Spend money available only on what makes the presents some value for you and your family (educational activities for children, joint family vacation, help parents and so on.).

It is a stupid thing to do to spend more money than you earn. This everyone knows, but only a few do manage to make (every second American family has outstanding loans or even several).

Don’t buy stuff that you use only 1-2 times. Give up such purchases, or rent these things.

Agree on a common understanding in the family – how to spend money, what investments you should make.

Forget about buying costly things spontaneously. It can be a women’s luxury watch for your loved one, which she doesn’t need or the same car as your buddy bought. Set aside a final decision about their purchase for a few weeks. If the desire is still here, then you buy.

Avoid excessive greed. People live in order to get pleasure from life, not to save money on every little thing! Pamper yourself more often (within the family budget agreed in advance).

Learn to calmly – without screams and scandals – discuss and solve inevitably arising financial problems.

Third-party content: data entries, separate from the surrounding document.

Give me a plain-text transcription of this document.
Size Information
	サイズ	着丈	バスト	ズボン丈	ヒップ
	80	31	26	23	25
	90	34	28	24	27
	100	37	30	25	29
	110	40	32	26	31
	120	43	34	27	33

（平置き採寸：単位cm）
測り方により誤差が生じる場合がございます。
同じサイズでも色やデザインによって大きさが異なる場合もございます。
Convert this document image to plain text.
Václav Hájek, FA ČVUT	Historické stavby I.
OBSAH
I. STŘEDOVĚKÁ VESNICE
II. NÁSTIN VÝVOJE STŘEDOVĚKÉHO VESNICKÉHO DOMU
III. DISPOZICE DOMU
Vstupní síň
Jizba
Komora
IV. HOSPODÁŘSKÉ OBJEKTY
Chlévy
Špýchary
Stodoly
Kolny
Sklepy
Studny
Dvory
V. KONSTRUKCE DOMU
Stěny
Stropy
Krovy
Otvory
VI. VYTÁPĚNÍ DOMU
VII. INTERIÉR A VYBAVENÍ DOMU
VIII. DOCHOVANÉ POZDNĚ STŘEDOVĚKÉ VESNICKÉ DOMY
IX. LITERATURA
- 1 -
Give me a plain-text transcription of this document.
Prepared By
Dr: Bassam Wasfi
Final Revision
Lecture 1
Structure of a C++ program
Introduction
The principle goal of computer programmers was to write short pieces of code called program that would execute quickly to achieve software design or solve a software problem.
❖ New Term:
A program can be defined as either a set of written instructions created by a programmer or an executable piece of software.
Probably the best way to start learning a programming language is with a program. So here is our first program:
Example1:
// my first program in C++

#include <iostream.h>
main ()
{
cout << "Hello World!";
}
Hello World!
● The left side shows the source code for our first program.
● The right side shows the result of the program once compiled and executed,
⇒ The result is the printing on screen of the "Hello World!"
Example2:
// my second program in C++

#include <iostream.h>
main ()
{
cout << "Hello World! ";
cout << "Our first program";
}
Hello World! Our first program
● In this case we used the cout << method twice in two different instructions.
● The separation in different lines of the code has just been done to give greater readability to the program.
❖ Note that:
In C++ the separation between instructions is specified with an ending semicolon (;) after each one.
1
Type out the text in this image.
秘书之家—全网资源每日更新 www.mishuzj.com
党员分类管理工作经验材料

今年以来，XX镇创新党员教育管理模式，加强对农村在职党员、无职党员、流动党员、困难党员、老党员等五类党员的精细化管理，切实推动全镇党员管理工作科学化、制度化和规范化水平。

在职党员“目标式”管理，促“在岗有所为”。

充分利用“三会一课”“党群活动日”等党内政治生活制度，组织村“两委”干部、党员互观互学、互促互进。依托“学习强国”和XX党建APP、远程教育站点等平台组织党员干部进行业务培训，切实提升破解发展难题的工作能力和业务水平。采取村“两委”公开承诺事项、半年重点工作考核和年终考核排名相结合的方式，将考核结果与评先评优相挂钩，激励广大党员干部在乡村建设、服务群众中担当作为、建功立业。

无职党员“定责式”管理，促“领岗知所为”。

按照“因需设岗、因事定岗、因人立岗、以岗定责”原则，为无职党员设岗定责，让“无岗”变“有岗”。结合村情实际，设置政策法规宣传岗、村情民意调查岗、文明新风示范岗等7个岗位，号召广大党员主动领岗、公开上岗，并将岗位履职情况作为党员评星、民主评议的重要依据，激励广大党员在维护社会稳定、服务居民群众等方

Protect Assets From Unexpected Events

Life insurance

This is one of the most fundamental forms of insurance – protection for family members if you or your spouse should die. The consequences of death can be devastating to a family in many ways, not the least of which is financially. Keep in mind that there is a financial impact even if either of you are not earning income outside the home. If you are a stay-at-home spouse or volunteer, the role you play at home will need to be filled should you pass away unexpectedly. It’s recommended to have sufficient life insurance in place to replace the lost income and to cover a lifetime of needs for your family.

Disability income insurance

Many people overlook the financial risk of a disabling injury or illness, assuming their health insurance will cover additional expenses. If you incur an injury or illness that prevents you from earning your regular income, disability income insurance helps replace that income. This coverage is often offered by your employer, and most plans offer several levels of coverage as a percentage of your income. Make certain your coverage is sufficient to truly protect all of your income needs in the event of a protracted illness or injury.

Extended care / Long-term care insurance

Costs for in-home care, assisted living or a nursing home can be substantial, even if you have a healthy amount saved for retirement. Extended care or long-term care insurance can be used to address a significant health event, pay for medication or treatment, and can help secure quality specialized care.

Property / casualty coverage

While you’re likely to have auto and home insurance, it’s important to make sure you have enough coverage. Common underinsured areas:

• Look specifically at the following limits in your car insurance policy: personal injury protection, collision / comprehensive, uninsured / underinsured motorists and roadside assistance, among others.

• For your home, consider if you’re covered for home media and computer equipment, adventure equipment (golf clubs, bikes, fishing equipment, etc.), and high-value items like fine jewelry, art, collections, musical instruments or china.

• Take a look at specialty insurance for big-ticket items like boats, ATVs, RVs, collector cars and motorcycles as well as special circumstances like pet, earthquake or flood insurance.

Health insurance

The law now requires that you have coverage for medical expenses. You may participate in an employer-sponsored health plan, or you may obtain individual coverage. If you’ve reached age 65, Medicare can be an option. Also consider if vision or dental insurance makes sense for your family. To get started, add up your total healthcare costs last year, then estimate the amount you’ll need next year. Talk to potential insurance providers (or your employer if they offer these plans) about how insurance could be applied to services like new contacts, required surgeries and procedures, or your teen’s braces.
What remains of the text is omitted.